Two identical devices with common buffers, but DMA is very slow on one device.

I’m currently developing a driver for a XMC device that operates via a carrier in a PCIe slot. I’ve encountered a performance issue related to DMA writes (device to RAM) when two devices are installed, but only one device is running.

Setup Details:

Each device uses a common buffer for DMA operations, where a scatter-gather list of descriptors is written to the common buffer, and then we tell the HW where to find the common buffer and it reads through the descriptors and transfers the data.

Each device has a unique set of common buffers (one for reading, one for writing) and these are created during driver initialization.

Both devices share the same interrupt (IRQ number is identical for both).

Issue Observed:

The slowdown occurs between providing the hardware with the common buffer’s starting address and receiving the interrupt indicating transfer completion.

The Interrupt Service Routine (ISR) promptly checks which device triggered the interrupt and exits if it’s not the correct device, ruling out multiple ISR calls as the cause.

Performance disparity is significant: normal operation takes about 0.0006 seconds, whereas with two devices installed, it slows down to 0.01 seconds (but only on one device, the other device runs fine). In fact, when you swap the devices, the slowness follows the slot not the device, and we have tried this on multiple machines of different types.

Additional Context:

This issue hasn’t arisen with our other devices, which typically follow a “base” and “channel” design due to multiple channels. However, in this case, as there’s only one channel, so the base and channel design were merged.

I’m at a loss as to what could be causing this slowdown for one device but not the other, especially since there doesn’t appear to be any additional driver code executing during this time. Any insights or advice on this matter would be greatly appreciated!

Are these legacy interrupts or MSI? How are you measuring the time? Is it from setting the “GO” register to receiving the completion interrupt? Have you put a scope on these devices to try to see where the delay happens? The delay could be (a) getting the request started, (b) completing the transfer, (c) firing the “completion” interrupt, (d) acknowledging the “completion” interrupt.

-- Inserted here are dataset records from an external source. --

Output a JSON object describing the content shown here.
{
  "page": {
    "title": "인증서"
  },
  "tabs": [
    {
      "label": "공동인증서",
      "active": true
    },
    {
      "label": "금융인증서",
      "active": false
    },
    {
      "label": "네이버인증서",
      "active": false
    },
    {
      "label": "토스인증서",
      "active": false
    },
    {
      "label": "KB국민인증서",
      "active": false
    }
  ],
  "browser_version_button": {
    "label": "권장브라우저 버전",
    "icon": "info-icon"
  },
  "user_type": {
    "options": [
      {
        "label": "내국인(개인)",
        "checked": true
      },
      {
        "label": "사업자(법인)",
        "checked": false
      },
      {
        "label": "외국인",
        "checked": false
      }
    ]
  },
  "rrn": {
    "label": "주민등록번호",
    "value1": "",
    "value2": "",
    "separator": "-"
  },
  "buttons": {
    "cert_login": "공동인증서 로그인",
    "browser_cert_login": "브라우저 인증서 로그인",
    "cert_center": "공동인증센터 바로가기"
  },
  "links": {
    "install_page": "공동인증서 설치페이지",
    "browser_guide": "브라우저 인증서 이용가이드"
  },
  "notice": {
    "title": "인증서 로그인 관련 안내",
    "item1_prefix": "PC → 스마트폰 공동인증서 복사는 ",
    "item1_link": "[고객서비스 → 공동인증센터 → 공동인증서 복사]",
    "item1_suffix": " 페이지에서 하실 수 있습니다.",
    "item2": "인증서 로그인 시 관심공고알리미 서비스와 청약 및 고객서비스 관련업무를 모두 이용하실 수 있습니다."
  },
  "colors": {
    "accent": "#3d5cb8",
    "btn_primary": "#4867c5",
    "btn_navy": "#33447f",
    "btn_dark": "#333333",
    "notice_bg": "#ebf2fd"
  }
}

the slowness follows the slot not the device

Hmmmm…

when you swap the devices, the slowness follows the slot not the device, and we have tried this on multiple machines of different types

(my bolding added)

REALLY machines of different TYPES? As in, different CPU types and different support chipsets?

Since you said “IRQ” I’m guessing these are LBIs (not MSIs) that you’re dealing with? You said “Both devices share the same interrupt (IRQ number is identical for both)” … Really? How do you know? How does that even, ah, happen on Windows?

Tell us more, please?

MSI interrupts are never shared, LBIs on PCI are always potentially shared. LBI on Pcie is sort of stupid, but also shareable.